For animation, easier and more effectively than live action, has the capacity for creating new and enclosed worlds. Borowczyk’s best animations, Dom (1958), Les Astronautes (1959, with Chris Marker) and Les Jeux des Anges (1964) revealed an eclecticism of techniques – painting, drawing, stop-motion photography and collage, as well as an over-riding bleak and destructive tone.
Borowczyk’s first two ventures into live-action feature films, Goto, Island of love (1968) and Blanche (1971) were well received by critics. Austere, extraordinary, beautiful to look at, their flattened perspective, lack of shadows and characters often filmed in profile recall animated films and early Renaissance painting. Indeed, Blanche was set in the Middle Ages, and the costume, camerawork, music and acting depicted tales of illicit love that felt like they were filmed five hundred years ago. Blanche features the great French actor Michel Simon, who looked pretty old in Vigo’s L’Atalante (1934); here he looks positively ancient. Also, like animation, the films were about closed-off worlds.
By 1974 with Immoral Tales, Borowczyk was slipping into the realms of softcore porn. Though still often visually striking, and like his animations revealing enclosed worlds (with the ol' flattened perspective), with one tale essentially about a blowjob and another featuring an attempted rape of a young girl, it can’t disguise its sordidness.
After the well-received Story of Sin (1975), things started going downhill with La Bête (also 1975), a ridiculous soft porn, misogynistic work: a beast runs around the countryside with a huge hard-on chasing an almost naked woman in a wig, still had moments of surreal beauty, such as the snails on the woman’s high heel shoe, perhaps revealing a Bunuel influence. The film has its admirers: and not just perverts – even film critics.
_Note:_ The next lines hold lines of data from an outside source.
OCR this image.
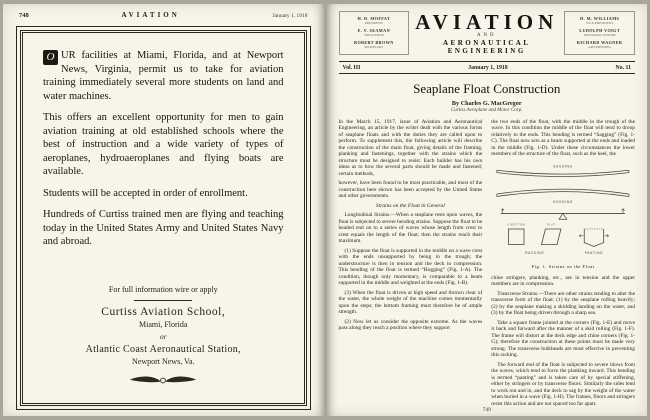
748	AVIATION	January 1, 1918

O UR facilities at Miami, Florida, and at Newport News, Virginia, permit us to take for aviation training immediately several more students on land and water machines.

This offers an excellent opportunity for men to gain aviation training at old established schools where the best of instruction and a wide variety of types of aeroplanes, hydroaeroplanes and flying boats are available.

Students will be accepted in order of enrollment.

Hundreds of Curtiss trained men are flying and teaching today in the United States Army and United States Navy and abroad.

For full information wire or apply
Curtiss Aviation School,
Miami, Florida
or
Atlantic Coast Aeronautical Station,
Newport News, Va.
H. D. MOFFAT
PRESIDENT
E. V. SEAMAN
TREASURER
ROBERT BROWN
SECRETARY
AVIATION
AND
AERONAUTICAL ENGINEERING
H. M. WILLIAMS
VICE-PRESIDENT
LUDOLPH VOIGT
MANAGING EDITOR
RICHARD WAGNER
ADVERTISING
Vol. III	January 1, 1918	No. 11
Seaplane Float Construction
By Charles G. MacGregor
Curtiss Aeroplane and Motor Corp.

In the March 15, 1917, issue of Aviation and Aeronautical Engineering, an article by the writer dealt with the various forms of seaplane floats and with the duties they are called upon to perform. To supplement this, the following article will describe the construction of the main float, giving details of the framing, planking and fastenings, together with the strains which the structure must be designed to resist. Each builder has his own ideas as to how the several parts should be made and fastened; certain methods,

however, have been found to be most practicable, and most of the construction here shown has been accepted by the United States and other governments.

Strains on the Float in General

Longitudinal Strains.—When a seaplane rests upon waves, the float is subjected to severe bending strains. Suppose the float to be headed end on to a series of waves whose length from crest to crest equals the length of the float; then the strains reach their maximum.

(1) Suppose the float is supported in the middle on a wave crest with the ends unsupported by being in the trough; the understructure is then in tension and the deck in compression. This bending of the float is termed “Hogging” (Fig. 1-A). The condition, though only momentary, is comparable to a beam supported in the middle and weighted at the ends (Fig. 1-B).

(3) When the float is driven at high speed and thrown clear of the water, the whole weight of the machine comes momentarily upon the steps; the bottom framing must therefore be of ample strength.

(2) Now let us consider the opposite extreme. As the waves pass along they reach a position where they support

the two ends of the float, with the middle in the trough of the wave. In this condition the middle of the float will tend to droop relatively to the ends. This bending is termed “Sagging” (Fig. 1-C). The float now acts as a beam supported at the ends and loaded in the middle (Fig. 1-D). Under these circumstances the lower members of the structure of the float, such as the keel, the

SAGGING
HOGGING
RACKING	PANTING
V BOTTOM	FLAT
Fig. 1. Strains on the Float

chine stringers, planking, etc., are in tension and the upper members are in compression.

Transverse Strains.—There are other strains tending to alter the transverse form of the float: (1) by the seaplane rolling heavily; (2) by the seaplane making a skidding landing on the water, and (3) by the float being driven through a sharp sea.

Take a square frame jointed at the corners (Fig. 1-E) and move it back and forward after the manner of a skid rolling (Fig. 1-F). The frame will distort at the deck edge and chine corners (Fig. 1-G); therefore the construction at these points must be made very strong. The transverse bulkheads are most effective in preventing this racking.

The forward end of the float is subjected to severe blows from the waves, which tend to force the planking inward. This bending is termed “panting” and is taken care of by special stiffening, either by stringers or by transverse floors. Similarly the sides tend to work out and in, and the deck to sag by the weight of the water when buried in a wave (Fig. 1-H). The frames, floors and stringers resist this action and are not spaced too far apart.

749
It’s difficult to dismiss his later films as purely soft core trash. There’s always more to Borowczyk than that. Behind Convent Walls (1975) is filmed like a Renaissance painting, or maybe a Vermeer. Blood of Dr Jekyll (1981) was a partial return to form, depicting Dr Jekyll's transformation into Mr Hyde as a backlash against Victorian morality, and starred decent actors, including Patrick Magee and Udo Kier. But by the time Borowczyk directed Emmanuelle 5 (1988), which I saw on video in a newsagent (some time ago!) for £4.99 (Borowczyk in a newsagent! That’s how you bring arthouse films to the masses!), I had lost all hope, even though a couple of shots were filmed with his now-signature flat like an animation, revealing the animator at heart. Maybe.
Goto Isle of Love was released this year on DVD by Nouveaux Pictures. But what’s really needed is a DVD box set of his early animations. You can watch some on YouTube and ubu.com (a great site for obscure films and videos) but the quality’s not great.